Wulf's Webden

The Webden on WordPress

Building it up

Another day, another task involving wrangling a text file to extract data and another chance to wield the might hammer of Vim to crack the problem. My starting point was a database extract with two columns of related identifiers which we’ll call A and B. I wanted to construct a line of HTML from each pair such that I can smoothly visit a page in an application to assess its contents. With just a few lines, this is easily done by hand but I’ve got fifty lines in this case. Fortunately, I also have the power of backreferences, which I learned last year.

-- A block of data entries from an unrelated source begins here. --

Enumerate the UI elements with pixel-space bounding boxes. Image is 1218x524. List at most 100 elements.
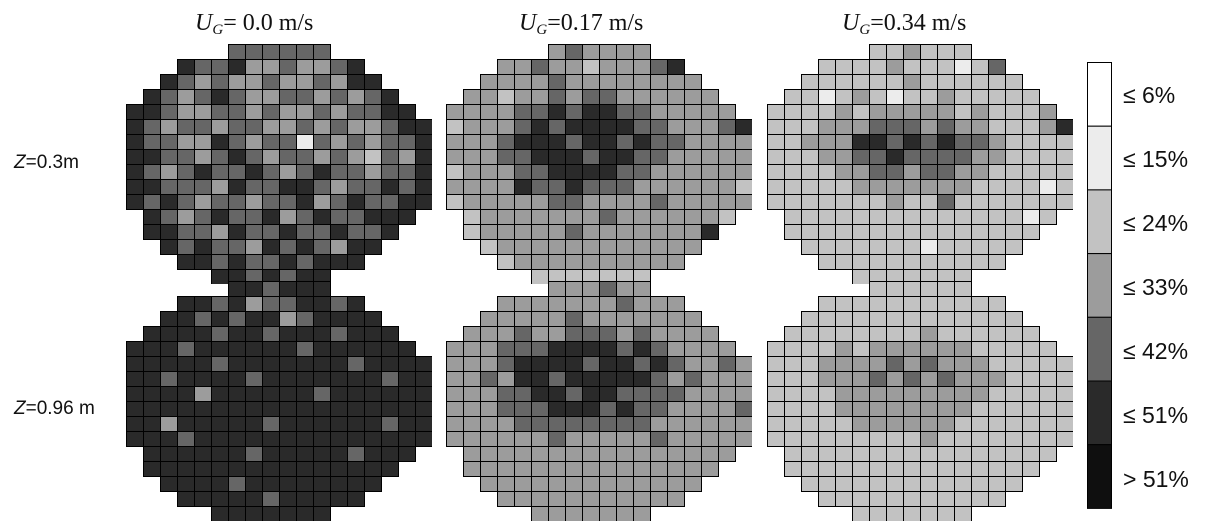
heatmap-cell <box>531 149 549 165</box>
heatmap-cell <box>211 179 229 195</box>
heatmap-cell <box>446 386 464 402</box>
heatmap-cell <box>988 461 1006 477</box>
heatmap-cell <box>313 296 331 312</box>
heatmap-cell <box>582 461 600 477</box>
heatmap-cell <box>633 311 651 327</box>
heatmap-cell <box>937 209 955 225</box>
heatmap-cell <box>1005 431 1023 447</box>
heatmap-cell <box>801 209 819 225</box>
heatmap-cell <box>869 149 887 165</box>
heatmap-cell <box>1022 356 1040 372</box>
heatmap-cell <box>565 164 583 180</box>
heatmap-cell <box>1056 164 1073 180</box>
heatmap-cell <box>1039 194 1057 210</box>
heatmap-cell <box>784 149 802 165</box>
heatmap-cell <box>228 476 246 492</box>
heatmap-cell <box>954 74 972 90</box>
heatmap-cell <box>245 254 263 270</box>
heatmap-cell <box>296 416 314 432</box>
heatmap-cell <box>835 254 853 270</box>
heatmap-cell <box>228 401 246 417</box>
heatmap-cell <box>398 119 416 135</box>
heatmap-cell <box>616 254 634 270</box>
heatmap-cell <box>920 356 938 372</box>
column-title-symbol: U <box>842 10 860 36</box>
heatmap-cell <box>160 326 178 342</box>
heatmap-cell <box>701 104 719 120</box>
heatmap-cell <box>1056 431 1073 447</box>
heatmap-cell <box>480 341 498 357</box>
heatmap-cell <box>767 401 785 417</box>
heatmap-cell <box>415 194 432 210</box>
heatmap-cell <box>903 461 921 477</box>
heatmap-cell <box>245 461 263 477</box>
heatmap-cell <box>364 401 382 417</box>
heatmap-cell <box>160 74 178 90</box>
heatmap-cell <box>313 239 331 255</box>
heatmap-cell <box>514 119 532 135</box>
heatmap-cell <box>633 149 651 165</box>
heatmap-cell <box>296 431 314 447</box>
heatmap-cell <box>633 461 651 477</box>
heatmap-cell <box>599 164 617 180</box>
heatmap-cell <box>599 134 617 150</box>
heatmap-cell <box>767 356 785 372</box>
heatmap-cell <box>954 281 972 297</box>
heatmap-cell <box>650 149 668 165</box>
heatmap-cell <box>398 416 416 432</box>
heatmap-cell <box>954 326 972 342</box>
heatmap-cell <box>988 446 1006 462</box>
heatmap-cell <box>279 224 297 240</box>
heatmap-cell <box>1005 341 1023 357</box>
heatmap-cell <box>903 104 921 120</box>
heatmap-cell <box>818 194 836 210</box>
heatmap-cell <box>514 149 532 165</box>
heatmap-cell <box>531 371 549 387</box>
heatmap-cell <box>633 44 651 60</box>
heatmap-cell <box>177 476 195 492</box>
heatmap-cell <box>347 416 365 432</box>
heatmap-cell <box>852 476 870 492</box>
heatmap-cell <box>194 134 212 150</box>
heatmap-cell <box>801 431 819 447</box>
heatmap-cell <box>1022 386 1040 402</box>
heatmap-cell <box>313 254 331 270</box>
heatmap-cell <box>718 371 736 387</box>
heatmap-cell <box>497 119 515 135</box>
heatmap-cell <box>616 446 634 462</box>
heatmap-cell <box>784 164 802 180</box>
heatmap-cell <box>565 311 583 327</box>
heatmap-cell <box>228 239 246 255</box>
heatmap-cell <box>279 446 297 462</box>
heatmap-cell <box>177 224 195 240</box>
heatmap-cell <box>701 179 719 195</box>
heatmap-cell <box>514 164 532 180</box>
heatmap-cell <box>446 431 464 447</box>
heatmap-cell <box>684 326 702 342</box>
heatmap-cell <box>160 416 178 432</box>
heatmap-cell <box>818 326 836 342</box>
heatmap-cell <box>684 416 702 432</box>
column-title-symbol: U <box>519 10 537 36</box>
heatmap-cell <box>279 311 297 327</box>
heatmap-cell <box>835 491 853 507</box>
heatmap-cell <box>735 119 752 135</box>
heatmap-cell <box>582 119 600 135</box>
heatmap-cell <box>903 179 921 195</box>
heatmap-cell <box>582 194 600 210</box>
heatmap-cell <box>582 239 600 255</box>
heatmap-cell <box>514 89 532 105</box>
heatmap-cell <box>160 89 178 105</box>
heatmap-cell <box>920 89 938 105</box>
heatmap-cell <box>767 149 785 165</box>
heatmap-cell <box>599 461 617 477</box>
heatmap-cell <box>514 194 532 210</box>
heatmap-cell <box>330 401 348 417</box>
heatmap-cell <box>262 89 280 105</box>
heatmap-cell <box>886 44 904 60</box>
heatmap-cell <box>228 89 246 105</box>
column-title-2: UG=0.34 m/s <box>842 6 966 40</box>
column-title-symbol: U <box>195 10 213 36</box>
heatmap-cell <box>228 254 246 270</box>
heatmap-cell <box>599 371 617 387</box>
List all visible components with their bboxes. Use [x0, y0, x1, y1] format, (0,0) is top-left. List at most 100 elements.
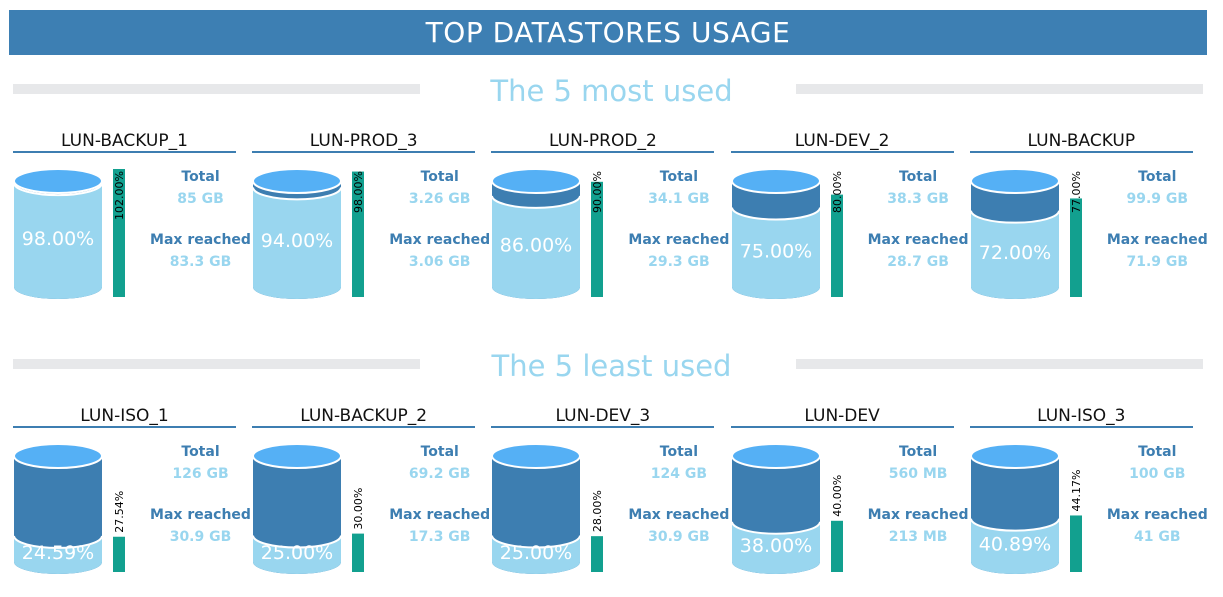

The new trick I have added in the intervening time is a method of constructing the resulting scary looking statements step by step. Firstly, I search in a way that highlights the whole line. However, rather than using .*, which grabs everything in one chunk, I break it down into chunks that produce the same result. Rather than changing anything, I use an ampersand to simply repeat everything I found. For example, this morning’s data had a four character id consisting of two letters followed by two numbers, a tab and then another identifier, so I used:

:%s/..\d\d\t.*/&/

Next, I can use escaped parentheses to group the chunks of my search and back references to return them:

:%s/\(..\d\d\)\(\t\(.*\)/\1\2\3/

Again, it doesn’t change anything but I am now poised to finish off by rearranging how I call the references. I can insert them into the HTML statement, repeating as I want (for example, one of the components is useful as part of the label and as part of the URL) and ignoring \2, which is always a tab character but necessary in the search to allow me to pick up \1 and \3 cleanly.

It has similarities to that game where you start with one word and by a succession of alterations to a single letter change it into another word. However, while that is an interesting mental challenge, it is a diversion and costs time. The kind of stepwise development I am describing, approaching the problem crabwise, is all about saving time, making sure that before I strike and change the data, everything is lined up and that the problem is a series of easy steps rather than one complex and involved one.